What are you looking for in a finish? Glossy, Thick? I would think with an end table you would want plenty of protection on the top from drinks and the like. I dont think there will be any issues switching over to a more protective oil based finish as long as the first ones are dry. General Finishes work very well for protection and can be roughed up years later to recoat. (I know because I've done it) Why dont you go finish a piece of scrap wood if you are worried about it and try some different products? Personally I would go straight to a tougher oil finish.


----------



## cabinetman (Jul 5, 2007)

valerie said:


> Hello all,
> I am finishing a cherry end table with pure tung oil. I am now regretting my finishing choice (this is my first serious woodworking project), but need some help as far as where to go from here. I have applied three coats of oil with 400 grit wet/dry sandpaper (each taking about 3 days to dry), and it still looks quite dull. It also doesn't seem to me like a lot of protection as far as scratching, moisture, etc. So my question is this: should I a) proceed with further coats of tung oil until I see better results b) give it one more coat and then a wax finish c) switch to a polymerized tung oil. What will the implications of this be if my first coats are pure? Will it dissolve the coats underneath?
> Any advice would be greatly appreciated!



*WELCOME TO THE FORUM*

If you're doing just an oil finish, the first coat or two could be thinned with mineral spirits, and just wiped on (no sandpaper). After many coats have been applied where the wood is well oiled and dry, wax could be applied. You will have a nice appearing finish, that's real easy to maintain.

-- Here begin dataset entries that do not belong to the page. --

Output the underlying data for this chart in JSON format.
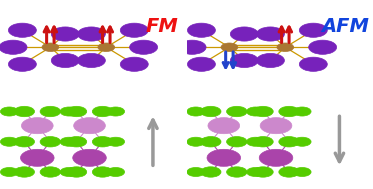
{
  "bg_color": "#ffffff",
  "fm_label": "FM",
  "afm_label": "AFM",
  "fm_color": "#ee1111",
  "afm_color": "#1144dd",
  "purple_i": "#7722bb",
  "brown_fe": "#aa7733",
  "green_se": "#55cc00",
  "pink_in": "#cc88cc",
  "dpurple_in": "#aa44aa",
  "gray_arrow": "#999999",
  "red_spin": "#cc1111",
  "blue_spin": "#2244cc",
  "gold_bond": "#cc9900"
}
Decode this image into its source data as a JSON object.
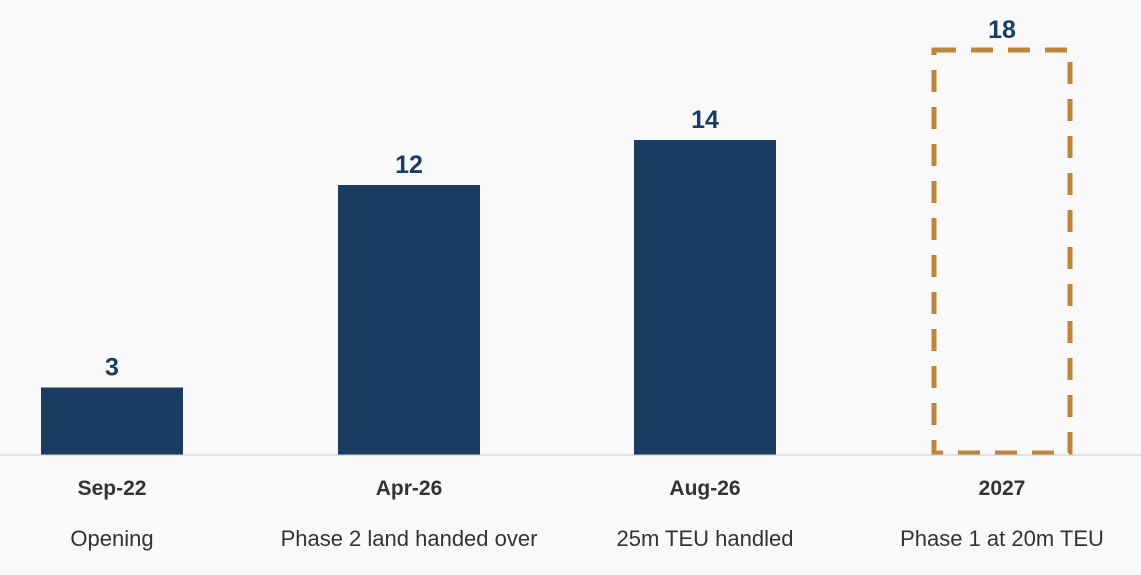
{
  "chart_data": {
    "type": "bar",
    "categories": [
      "Sep-22",
      "Apr-26",
      "Aug-26",
      "2027"
    ],
    "sublabels": [
      "Opening",
      "Phase 2 land handed over",
      "25m TEU handled",
      "Phase 1 at 20m TEU"
    ],
    "values": [
      3,
      12,
      14,
      18
    ],
    "value_labels": [
      "3",
      "12",
      "14",
      "18"
    ],
    "projected": [
      false,
      false,
      false,
      true
    ],
    "ylim": [
      0,
      18
    ],
    "grid": false,
    "legend": "none",
    "title": "",
    "xlabel": "",
    "ylabel": ""
  },
  "colors": {
    "bar": "#1a3c63",
    "projected_outline": "#c0843a",
    "baseline": "#cccccc",
    "value_text": "#1a3c63",
    "axis_text": "#333333",
    "background": "#f9f9f9"
  }
}
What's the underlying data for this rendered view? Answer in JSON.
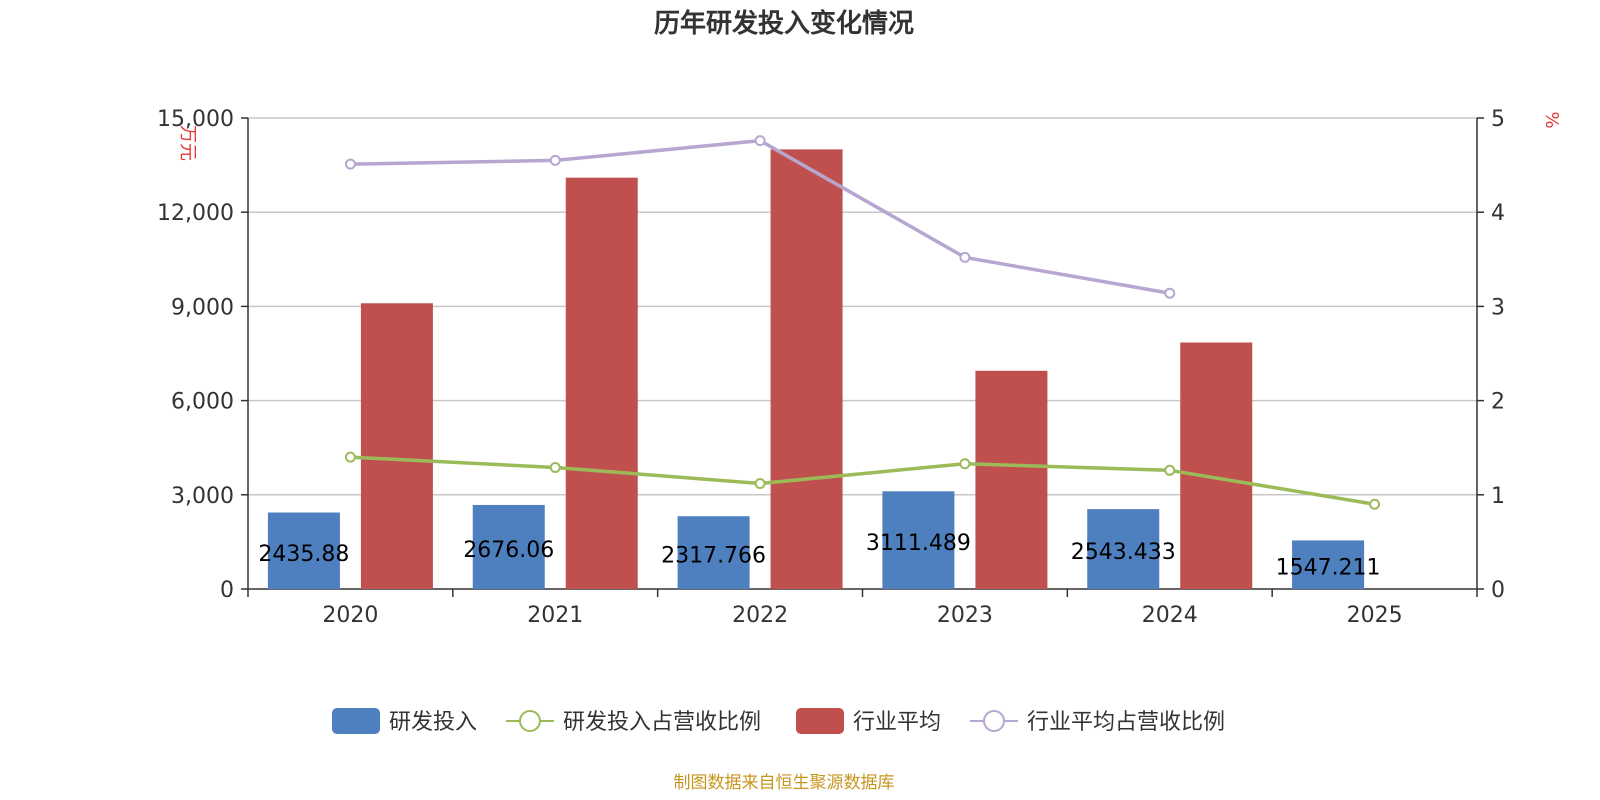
{
  "chart_data": {
    "type": "bar",
    "title": "历年研发投入变化情况",
    "categories": [
      "2020",
      "2021",
      "2022",
      "2023",
      "2024",
      "2025"
    ],
    "y_left": {
      "unit": "万元",
      "min": 0,
      "max": 15000,
      "ticks": [
        "0",
        "3,000",
        "6,000",
        "9,000",
        "12,000",
        "15,000"
      ]
    },
    "y_right": {
      "unit": "%",
      "min": 0,
      "max": 5,
      "ticks": [
        "0",
        "1",
        "2",
        "3",
        "4",
        "5"
      ]
    },
    "series": [
      {
        "name": "研发投入",
        "kind": "bar",
        "axis": "left",
        "color": "#4e7fbf",
        "values": [
          2435.88,
          2676.06,
          2317.766,
          3111.489,
          2543.433,
          1547.211
        ],
        "labels": [
          "2435.88",
          "2676.06",
          "2317.766",
          "3111.489",
          "2543.433",
          "1547.211"
        ]
      },
      {
        "name": "研发投入占营收比例",
        "kind": "line",
        "axis": "right",
        "color": "#9bbb59",
        "values": [
          1.4,
          1.29,
          1.12,
          1.33,
          1.26,
          0.9
        ]
      },
      {
        "name": "行业平均",
        "kind": "bar",
        "axis": "left",
        "color": "#c0504d",
        "values": [
          9100,
          13100,
          14000,
          6950,
          7850,
          null
        ]
      },
      {
        "name": "行业平均占营收比例",
        "kind": "line",
        "axis": "right",
        "color": "#b6a6d0",
        "values": [
          4.51,
          4.55,
          4.76,
          3.52,
          3.14,
          null
        ]
      }
    ],
    "grid": true,
    "legend_position": "bottom"
  },
  "source_note": "制图数据来自恒生聚源数据库"
}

It won't give a protective finish like a film finish. What you could do is mix your own potion of Tung oil, varnish or polyurethane, and mineral spirits in thirds and use as a wipe on. Since you have an oil start, you could just use a mineral spirits and polyurethane mix as a wipe on. Try out on an inconspicuous area to see what looks good to you.


----------



## JMendez035 (May 14, 2008)

i have used tung oil on alot of my pieces. i would usually apply about 2-3 coats then apply about 3-4 coats of wipe on polyurethane, either gloss or satin.


----------



## BigHUGE201 (May 14, 2008)

i agree with jake, tung oil with a few coats of wipe on poly(which i have used many times in the past) should give it a nice look as well as protect it very well.


----------



## jerry (Nov 1, 2006)

If you are going to use an oil based varnish the oil serves no purpose.

Regards

Jerry


----------



## JMendez035 (May 14, 2008)

jerry said:


> If you are going to use an oil based varnish the oil serves no purpose.
> 
> Regards
> 
> Jerry


i understnad what you mean but was this in reponse to the poly idea?


----------